There was a moment, standing in the book store, the nearby volume clutched in my hand, when I wavered. Hadn’t I read this before? I paged through it once again, nothing seemed familiar. Graphically, it matched the rest of the McPhees on my shelf. It only cost a buck. Sold.
Around page 27 it all came rushing back. A quick visit to the other side of the room confirmed my fears: I’d already read this book.
Luckily, with John McPhee it’s easy to pretend you’re stuck in a hospital waiting room with nothing but a single-story issue of The New Yorker–this story, in fact–to distract you from your worries. There are worse things in a reading life than re-visiting McPhee.
I’ve already said that McPhee has a singular style and is notable for his deep dives into the subjects of his fancy. Deep is, of course, a relative term. You might think 150 or so pages on one fruit is deep, and you wouldn’t be wrong. Except in the course of those pages, you’ll encounter researchers generating hundreds of pages of research on the subject and encyclopedias devoted to it. Distillation, it turns out, is McPhee’s forte.
This volume finds young (he references the year of his reporting early on) McPhee in mostly central Florida. That’s a locale we’ve encountered around here as recently as last week, very often in fictional works. I sometimes think Florida’s role, as a state, is to serve up metaphors for most everything good and bad in this country. About the only things it can’t deliver are winter weather and altitude.
McPhee focuses on an area called the Ridge, a slightly elevated terrain that creates a spine running through the center of the peninsula from roughly Ocala down to about Sebring, though he also ventures elsewhere in the state. This peninsular divide, which is no more than a hundred miles long, is the epicenter of the Florida citrus industry. It was also, in the days before theme park tourism, the place where money grew on trees.
Let me put that in perspective. The timeframe is the early 1960s. Concentrated orange juice is a relatively recent invention, having been patented in 1948. As a business, it’s already generating 700 million dollars a year in sales. Those are 1962 dollars. By comparison, the top 5 supermarket brands of orange juice generated $3.5 billion in sales in 2017. So, big business.
That business is centered in places I know better than the typical destinations in the Sunshine State. The northern end of the Ridge starts just north of Leesburg, a town I knew in childhood because my favorite great aunt and uncle had retired there. The growers association and related businesses are based in Lakeland, a town where a former client was based. The fruit growing emanates from an axis in the Winter Haven/Haines City area.

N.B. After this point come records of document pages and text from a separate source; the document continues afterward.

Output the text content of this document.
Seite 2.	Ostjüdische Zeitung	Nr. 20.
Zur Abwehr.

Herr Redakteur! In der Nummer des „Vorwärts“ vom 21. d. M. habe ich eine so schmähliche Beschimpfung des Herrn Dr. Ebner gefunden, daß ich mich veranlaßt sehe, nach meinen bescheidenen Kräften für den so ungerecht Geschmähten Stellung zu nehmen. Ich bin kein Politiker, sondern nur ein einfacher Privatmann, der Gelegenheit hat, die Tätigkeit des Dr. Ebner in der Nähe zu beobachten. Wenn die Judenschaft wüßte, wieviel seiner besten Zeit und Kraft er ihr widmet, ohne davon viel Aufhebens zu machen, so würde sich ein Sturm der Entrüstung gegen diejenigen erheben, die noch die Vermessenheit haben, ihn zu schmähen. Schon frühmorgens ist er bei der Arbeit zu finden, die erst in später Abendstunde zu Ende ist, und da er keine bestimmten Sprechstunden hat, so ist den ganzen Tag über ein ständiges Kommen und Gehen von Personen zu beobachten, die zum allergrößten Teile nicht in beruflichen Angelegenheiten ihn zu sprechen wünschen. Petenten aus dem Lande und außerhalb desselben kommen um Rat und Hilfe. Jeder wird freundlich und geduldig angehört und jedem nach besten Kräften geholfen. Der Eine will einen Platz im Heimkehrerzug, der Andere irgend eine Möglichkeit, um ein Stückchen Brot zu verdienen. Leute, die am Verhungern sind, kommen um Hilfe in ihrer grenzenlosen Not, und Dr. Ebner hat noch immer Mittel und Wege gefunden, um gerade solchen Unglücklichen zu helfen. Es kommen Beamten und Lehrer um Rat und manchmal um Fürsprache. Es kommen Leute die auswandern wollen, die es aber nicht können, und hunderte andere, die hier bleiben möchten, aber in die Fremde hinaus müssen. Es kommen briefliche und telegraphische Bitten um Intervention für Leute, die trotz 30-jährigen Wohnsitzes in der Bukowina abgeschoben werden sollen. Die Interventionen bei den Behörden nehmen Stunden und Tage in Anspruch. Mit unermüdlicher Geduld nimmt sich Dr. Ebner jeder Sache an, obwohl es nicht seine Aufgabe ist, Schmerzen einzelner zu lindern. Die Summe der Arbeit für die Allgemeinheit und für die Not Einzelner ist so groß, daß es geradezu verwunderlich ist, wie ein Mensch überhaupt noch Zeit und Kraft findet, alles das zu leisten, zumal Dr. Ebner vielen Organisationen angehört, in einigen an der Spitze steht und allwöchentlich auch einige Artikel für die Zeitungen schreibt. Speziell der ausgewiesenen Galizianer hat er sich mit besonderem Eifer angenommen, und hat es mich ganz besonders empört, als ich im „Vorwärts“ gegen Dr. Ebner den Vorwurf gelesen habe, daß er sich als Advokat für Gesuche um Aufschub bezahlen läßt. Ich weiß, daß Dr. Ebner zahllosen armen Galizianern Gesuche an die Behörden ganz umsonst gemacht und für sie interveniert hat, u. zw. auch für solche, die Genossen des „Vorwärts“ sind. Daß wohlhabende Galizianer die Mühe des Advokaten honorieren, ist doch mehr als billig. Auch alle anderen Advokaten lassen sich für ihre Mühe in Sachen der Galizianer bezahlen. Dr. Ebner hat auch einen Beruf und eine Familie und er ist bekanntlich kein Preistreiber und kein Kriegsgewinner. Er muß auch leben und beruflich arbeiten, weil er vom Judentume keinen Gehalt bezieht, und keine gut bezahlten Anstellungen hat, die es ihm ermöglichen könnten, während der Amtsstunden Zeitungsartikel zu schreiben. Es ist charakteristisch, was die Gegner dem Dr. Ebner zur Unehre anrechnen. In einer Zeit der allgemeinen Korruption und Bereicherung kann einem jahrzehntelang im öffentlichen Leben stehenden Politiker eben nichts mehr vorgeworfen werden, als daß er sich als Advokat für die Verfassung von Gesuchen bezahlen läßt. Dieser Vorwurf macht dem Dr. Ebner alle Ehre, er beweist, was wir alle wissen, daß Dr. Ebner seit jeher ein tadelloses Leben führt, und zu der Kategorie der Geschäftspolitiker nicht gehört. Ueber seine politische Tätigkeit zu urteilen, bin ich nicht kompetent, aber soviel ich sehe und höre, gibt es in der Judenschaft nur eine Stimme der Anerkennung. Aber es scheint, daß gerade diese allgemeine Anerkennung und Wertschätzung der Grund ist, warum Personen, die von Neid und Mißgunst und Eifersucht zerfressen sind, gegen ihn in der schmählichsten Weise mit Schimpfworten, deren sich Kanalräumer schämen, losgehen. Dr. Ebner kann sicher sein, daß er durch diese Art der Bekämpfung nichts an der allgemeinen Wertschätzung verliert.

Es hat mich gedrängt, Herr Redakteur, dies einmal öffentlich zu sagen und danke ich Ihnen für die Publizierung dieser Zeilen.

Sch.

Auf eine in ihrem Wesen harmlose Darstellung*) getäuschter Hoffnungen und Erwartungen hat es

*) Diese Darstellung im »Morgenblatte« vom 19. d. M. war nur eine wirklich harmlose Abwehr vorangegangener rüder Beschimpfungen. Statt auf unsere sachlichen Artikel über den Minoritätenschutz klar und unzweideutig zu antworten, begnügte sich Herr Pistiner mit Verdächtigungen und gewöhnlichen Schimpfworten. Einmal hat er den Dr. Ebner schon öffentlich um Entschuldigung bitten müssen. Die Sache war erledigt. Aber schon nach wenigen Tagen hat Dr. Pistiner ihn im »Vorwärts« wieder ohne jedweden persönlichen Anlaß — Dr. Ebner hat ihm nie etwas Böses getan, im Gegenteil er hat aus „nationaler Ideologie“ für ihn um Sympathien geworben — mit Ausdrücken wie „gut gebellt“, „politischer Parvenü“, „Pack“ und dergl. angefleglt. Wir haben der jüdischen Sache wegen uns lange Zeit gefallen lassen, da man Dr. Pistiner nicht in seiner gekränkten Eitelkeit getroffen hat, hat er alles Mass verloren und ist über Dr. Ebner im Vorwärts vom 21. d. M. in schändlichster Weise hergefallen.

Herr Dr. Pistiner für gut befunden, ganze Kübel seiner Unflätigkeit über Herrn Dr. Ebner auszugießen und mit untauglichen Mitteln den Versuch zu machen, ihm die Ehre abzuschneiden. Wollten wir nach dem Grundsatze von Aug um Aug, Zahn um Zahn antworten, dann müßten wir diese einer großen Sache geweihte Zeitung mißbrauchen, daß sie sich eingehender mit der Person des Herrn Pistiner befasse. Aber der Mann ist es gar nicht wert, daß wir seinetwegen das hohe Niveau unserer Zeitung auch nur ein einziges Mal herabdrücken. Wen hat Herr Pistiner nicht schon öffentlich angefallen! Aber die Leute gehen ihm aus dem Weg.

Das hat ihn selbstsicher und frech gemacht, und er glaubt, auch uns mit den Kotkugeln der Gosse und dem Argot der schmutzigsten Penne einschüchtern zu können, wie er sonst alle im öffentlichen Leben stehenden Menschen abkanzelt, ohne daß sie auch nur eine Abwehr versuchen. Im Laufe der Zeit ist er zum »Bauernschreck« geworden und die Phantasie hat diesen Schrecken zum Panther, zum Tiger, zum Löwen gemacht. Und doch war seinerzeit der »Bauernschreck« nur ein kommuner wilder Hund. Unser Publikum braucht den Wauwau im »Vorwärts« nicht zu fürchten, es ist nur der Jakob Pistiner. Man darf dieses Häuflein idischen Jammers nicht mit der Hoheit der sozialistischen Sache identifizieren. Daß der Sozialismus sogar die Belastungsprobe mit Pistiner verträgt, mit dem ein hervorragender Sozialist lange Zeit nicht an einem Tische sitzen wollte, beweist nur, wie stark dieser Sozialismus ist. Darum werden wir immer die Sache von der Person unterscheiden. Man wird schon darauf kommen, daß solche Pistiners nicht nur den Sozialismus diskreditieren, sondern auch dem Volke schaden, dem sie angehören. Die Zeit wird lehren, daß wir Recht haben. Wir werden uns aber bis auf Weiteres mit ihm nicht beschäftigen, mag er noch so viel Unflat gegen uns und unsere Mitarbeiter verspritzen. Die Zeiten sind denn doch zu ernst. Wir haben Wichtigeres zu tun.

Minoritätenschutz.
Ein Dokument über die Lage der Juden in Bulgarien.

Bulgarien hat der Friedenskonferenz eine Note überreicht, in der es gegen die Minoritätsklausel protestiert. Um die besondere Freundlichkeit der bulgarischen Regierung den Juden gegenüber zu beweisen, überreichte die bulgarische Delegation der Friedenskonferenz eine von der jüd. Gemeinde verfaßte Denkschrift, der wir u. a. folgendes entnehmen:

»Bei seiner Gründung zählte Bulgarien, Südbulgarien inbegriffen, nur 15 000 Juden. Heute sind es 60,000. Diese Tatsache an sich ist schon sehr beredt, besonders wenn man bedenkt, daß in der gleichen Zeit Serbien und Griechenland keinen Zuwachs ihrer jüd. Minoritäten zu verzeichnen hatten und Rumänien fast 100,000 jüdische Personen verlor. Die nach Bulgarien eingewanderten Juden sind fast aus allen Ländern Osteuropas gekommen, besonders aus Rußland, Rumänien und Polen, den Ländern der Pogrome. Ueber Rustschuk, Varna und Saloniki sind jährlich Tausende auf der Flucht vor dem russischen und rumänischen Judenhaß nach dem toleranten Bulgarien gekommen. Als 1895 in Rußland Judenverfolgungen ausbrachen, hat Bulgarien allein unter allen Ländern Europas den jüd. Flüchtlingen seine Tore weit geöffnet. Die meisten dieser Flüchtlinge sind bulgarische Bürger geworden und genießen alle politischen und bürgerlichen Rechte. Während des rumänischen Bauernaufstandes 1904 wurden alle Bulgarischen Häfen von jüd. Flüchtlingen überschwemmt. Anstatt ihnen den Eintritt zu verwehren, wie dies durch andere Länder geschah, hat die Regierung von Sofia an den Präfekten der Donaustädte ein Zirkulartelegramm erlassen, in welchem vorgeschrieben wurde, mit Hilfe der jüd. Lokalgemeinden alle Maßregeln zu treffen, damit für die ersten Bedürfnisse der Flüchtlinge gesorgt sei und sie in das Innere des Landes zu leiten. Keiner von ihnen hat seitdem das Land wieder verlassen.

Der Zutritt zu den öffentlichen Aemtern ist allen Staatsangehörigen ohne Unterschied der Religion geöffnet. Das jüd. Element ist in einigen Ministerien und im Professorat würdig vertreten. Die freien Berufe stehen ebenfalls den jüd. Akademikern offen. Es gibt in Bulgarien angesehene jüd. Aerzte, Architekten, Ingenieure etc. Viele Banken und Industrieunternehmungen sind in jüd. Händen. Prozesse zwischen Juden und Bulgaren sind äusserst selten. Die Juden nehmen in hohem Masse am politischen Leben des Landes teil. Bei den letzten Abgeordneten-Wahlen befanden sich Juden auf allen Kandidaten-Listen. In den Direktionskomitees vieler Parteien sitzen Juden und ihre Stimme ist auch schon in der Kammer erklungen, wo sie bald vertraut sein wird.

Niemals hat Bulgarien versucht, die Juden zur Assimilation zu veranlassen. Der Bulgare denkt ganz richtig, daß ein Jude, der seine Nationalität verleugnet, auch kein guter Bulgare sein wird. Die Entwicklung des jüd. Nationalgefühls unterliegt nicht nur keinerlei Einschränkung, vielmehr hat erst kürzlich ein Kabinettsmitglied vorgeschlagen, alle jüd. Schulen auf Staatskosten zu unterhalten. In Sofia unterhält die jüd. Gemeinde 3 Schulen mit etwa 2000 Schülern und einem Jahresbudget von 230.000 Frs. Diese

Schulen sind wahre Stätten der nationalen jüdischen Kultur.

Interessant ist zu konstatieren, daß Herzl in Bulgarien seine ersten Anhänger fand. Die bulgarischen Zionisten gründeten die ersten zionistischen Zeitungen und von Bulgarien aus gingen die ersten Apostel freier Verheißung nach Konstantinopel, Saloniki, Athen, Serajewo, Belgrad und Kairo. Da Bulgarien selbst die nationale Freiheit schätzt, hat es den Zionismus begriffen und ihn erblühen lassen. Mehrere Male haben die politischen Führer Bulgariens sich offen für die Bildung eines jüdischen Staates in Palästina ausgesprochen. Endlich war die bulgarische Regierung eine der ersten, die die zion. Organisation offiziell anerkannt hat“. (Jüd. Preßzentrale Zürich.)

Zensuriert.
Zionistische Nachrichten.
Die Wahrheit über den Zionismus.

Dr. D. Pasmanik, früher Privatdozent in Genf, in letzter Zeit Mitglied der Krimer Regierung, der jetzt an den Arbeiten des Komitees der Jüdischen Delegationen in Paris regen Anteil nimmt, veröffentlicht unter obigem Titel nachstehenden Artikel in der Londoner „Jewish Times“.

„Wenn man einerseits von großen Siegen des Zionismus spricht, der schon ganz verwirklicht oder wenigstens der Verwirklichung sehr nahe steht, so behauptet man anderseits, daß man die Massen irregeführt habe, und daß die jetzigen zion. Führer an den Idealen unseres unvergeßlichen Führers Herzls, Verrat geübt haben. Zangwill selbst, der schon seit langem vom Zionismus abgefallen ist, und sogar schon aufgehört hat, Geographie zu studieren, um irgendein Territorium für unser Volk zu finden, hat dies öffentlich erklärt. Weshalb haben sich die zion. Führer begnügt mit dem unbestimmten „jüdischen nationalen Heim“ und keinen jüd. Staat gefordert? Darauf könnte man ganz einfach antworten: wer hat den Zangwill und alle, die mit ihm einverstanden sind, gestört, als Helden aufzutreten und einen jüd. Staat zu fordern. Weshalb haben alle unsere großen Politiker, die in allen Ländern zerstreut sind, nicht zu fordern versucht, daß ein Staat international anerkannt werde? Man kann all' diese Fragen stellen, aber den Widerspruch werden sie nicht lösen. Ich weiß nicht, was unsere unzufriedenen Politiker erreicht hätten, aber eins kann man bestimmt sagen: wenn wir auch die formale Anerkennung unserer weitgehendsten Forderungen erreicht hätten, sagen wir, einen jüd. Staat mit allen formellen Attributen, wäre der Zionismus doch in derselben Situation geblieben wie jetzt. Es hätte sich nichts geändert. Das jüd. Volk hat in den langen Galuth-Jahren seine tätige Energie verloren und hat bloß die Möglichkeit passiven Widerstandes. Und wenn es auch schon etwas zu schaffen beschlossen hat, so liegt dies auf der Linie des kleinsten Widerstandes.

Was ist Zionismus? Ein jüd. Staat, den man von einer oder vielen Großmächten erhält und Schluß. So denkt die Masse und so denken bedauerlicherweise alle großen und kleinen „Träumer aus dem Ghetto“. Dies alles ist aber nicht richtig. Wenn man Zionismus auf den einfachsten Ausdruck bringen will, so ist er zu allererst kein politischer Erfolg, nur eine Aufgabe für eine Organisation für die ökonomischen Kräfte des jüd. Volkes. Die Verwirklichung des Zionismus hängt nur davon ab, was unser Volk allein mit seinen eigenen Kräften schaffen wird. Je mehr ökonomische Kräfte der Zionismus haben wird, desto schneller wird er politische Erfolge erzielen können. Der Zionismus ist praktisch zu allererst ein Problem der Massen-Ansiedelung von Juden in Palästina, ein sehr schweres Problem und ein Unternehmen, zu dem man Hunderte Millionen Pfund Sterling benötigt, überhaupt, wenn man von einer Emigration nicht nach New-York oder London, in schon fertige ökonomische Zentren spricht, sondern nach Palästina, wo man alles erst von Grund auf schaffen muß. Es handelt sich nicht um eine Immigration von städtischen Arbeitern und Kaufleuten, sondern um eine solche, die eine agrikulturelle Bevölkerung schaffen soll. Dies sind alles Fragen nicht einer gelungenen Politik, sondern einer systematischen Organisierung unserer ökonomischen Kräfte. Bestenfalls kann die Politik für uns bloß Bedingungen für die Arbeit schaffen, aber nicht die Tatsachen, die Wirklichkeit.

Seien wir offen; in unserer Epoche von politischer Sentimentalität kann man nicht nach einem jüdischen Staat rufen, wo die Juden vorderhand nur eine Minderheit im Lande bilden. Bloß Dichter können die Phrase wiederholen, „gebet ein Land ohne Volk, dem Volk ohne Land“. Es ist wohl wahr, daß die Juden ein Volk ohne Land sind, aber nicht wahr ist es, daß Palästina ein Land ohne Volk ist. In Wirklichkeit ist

It just so happens that Mrs. AHC has a good friend who lives in the former burg and teaches high school in the latter town. In fact, I finished writing my graduate thesis on her living room couch, so it’s an area I know reasonably well. Even almost six decades on, much of what McPhee notes–at least in the groves and plants–remains recognizable. The major change, in fact, may be that the field jobs he notes are staffed by African-Americans (Negroes in the polite and proper parlance of the time) are now staffed by men and women of Hispanic origin.

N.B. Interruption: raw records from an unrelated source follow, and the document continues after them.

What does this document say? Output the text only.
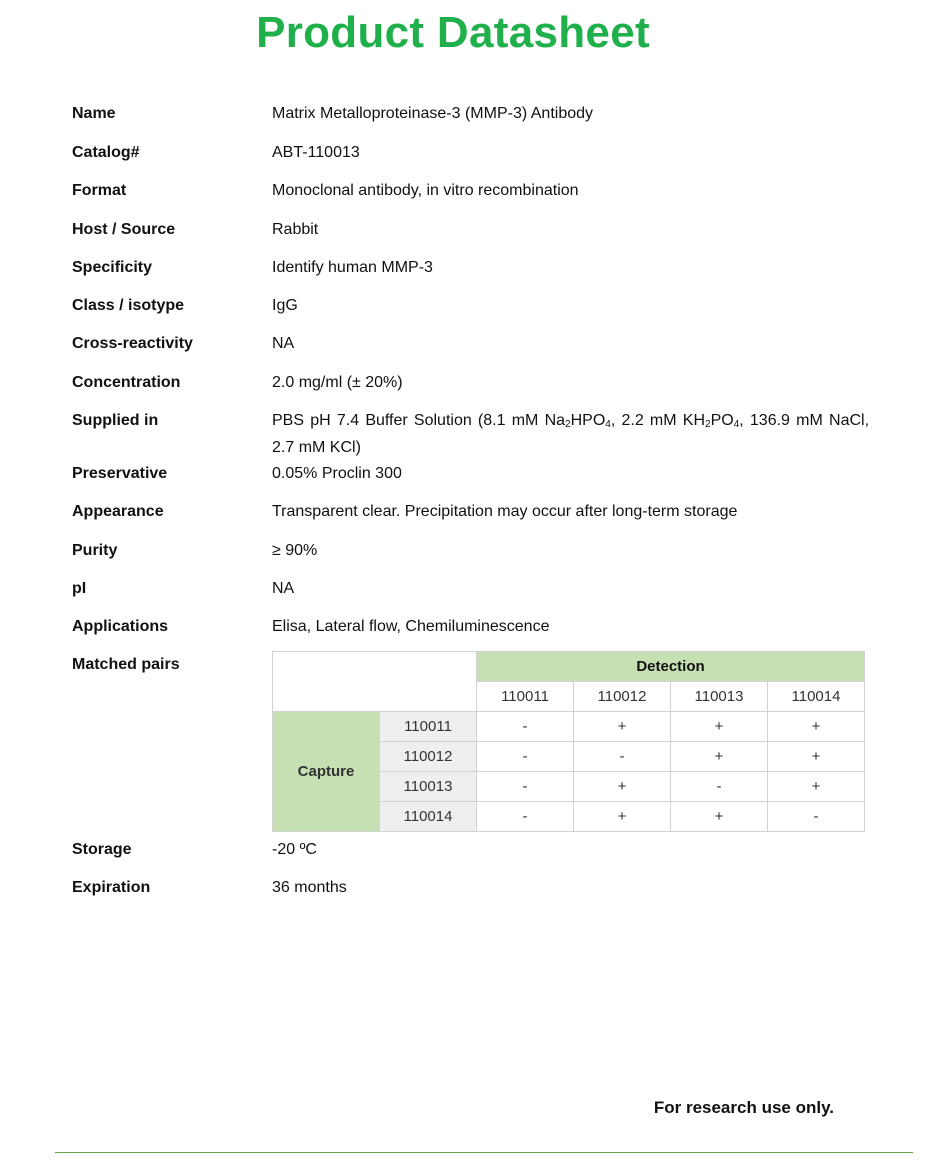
Product Datasheet
Name	Matrix Metalloproteinase-3 (MMP-3) Antibody
Catalog#	ABT-110013
Format	Monoclonal antibody, in vitro recombination
Host / Source	Rabbit
Specificity	Identify human MMP-3
Class / isotype	IgG
Cross-reactivity	NA
Concentration	2.0 mg/ml (± 20%)
Supplied in	PBS pH 7.4 Buffer Solution (8.1 mM $Na_2HPO_4$, 2.2 mM $KH_2PO_4$, 136.9 mM NaCl, 2.7 mM KCl)
Preservative	0.05% Proclin 300
Appearance	Transparent clear. Precipitation may occur after long-term storage
Purity	≥ 90%
pI	NA
Applications	Elisa, Lateral flow, Chemiluminescence
Matched pairs
		Detection			
		110011	110012	110013	110014
Capture	110011	-	+	+	+
	110012	-	-	+	+
	110013	-	+	-	+
	110014	-	+	+	-
Storage	-20 ºC
Expiration	36 months
For research use only.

Those trees, by the way, don’t just spit out cash. They’re an agricultural wonder and for all the glamor of recombinating DNA, they stand as a monument to how much humans accomplished without fancy technologies. The most advanced technology in the orchards is grafting, a technique known for so long that a cursory search fails to turn up a date of invention. That tree your friends who relocated to Cali have in the backyard, the one growing five kinds of citrus fruit? That’s a product of grafting. As is the weeping cherry tree in front of my house.
The real technology, of course, lies in the plants where the fruit is transformed into concentrate. That process, in which the juice is separated into its component parts, mixed to a consistent level of sweet and tart and then frozen or reconstituted is one of the wonders of modern food processing. So much so that when McPhee goes looking for a glass of fresh squeezed juice he can’t find it, although he makes his own and a grower eventually treats him to an orange cut from the tree and sliced open so that the fruit became the source of and vessel for the juice.
There’s so much more in these relatively scant pages. The California branch of the industry is mentioned just often enough that we don’t forget it exists. And we’re reminded just how global and long-standing the humble orange is. Originating in southeast China, the fruit made a westward journey, picking up a Sanskrit name (naranga) that morphed into Arabic (naranj ) and followed the diaspora westward along the north coast of Africa and into Europe via the Iberian peninsula.
There, it came to serve many purposes–medicinal, preventative, class-signalling–in social intercourse, entering the realms of art and literature. It also impacted architecture as royals in more northern precincts rushed to outdo each other building orangeries that sometimes bankrupted them. The fruit even entered the political realm, supplying the name for the Netherlands‘ House of Orange and working its way into the Irish tricolor and the names of the suburbs of Newark, New Jersey.
Those last few paragraphs ought to give you some sense of the ground McPhee covers in an incredibly readable fashion. It’s especially appealing if, like me, your mind enjoys odd connections and rambling discursiveness. McPhee’s work even lends itself to fitting in with what you already know. I slipped in that bit about the Irish flag in the last paragraph, but you’d never know it.
It’s Sunday morning. What better time to pour a glass of juice and enjoy the morn.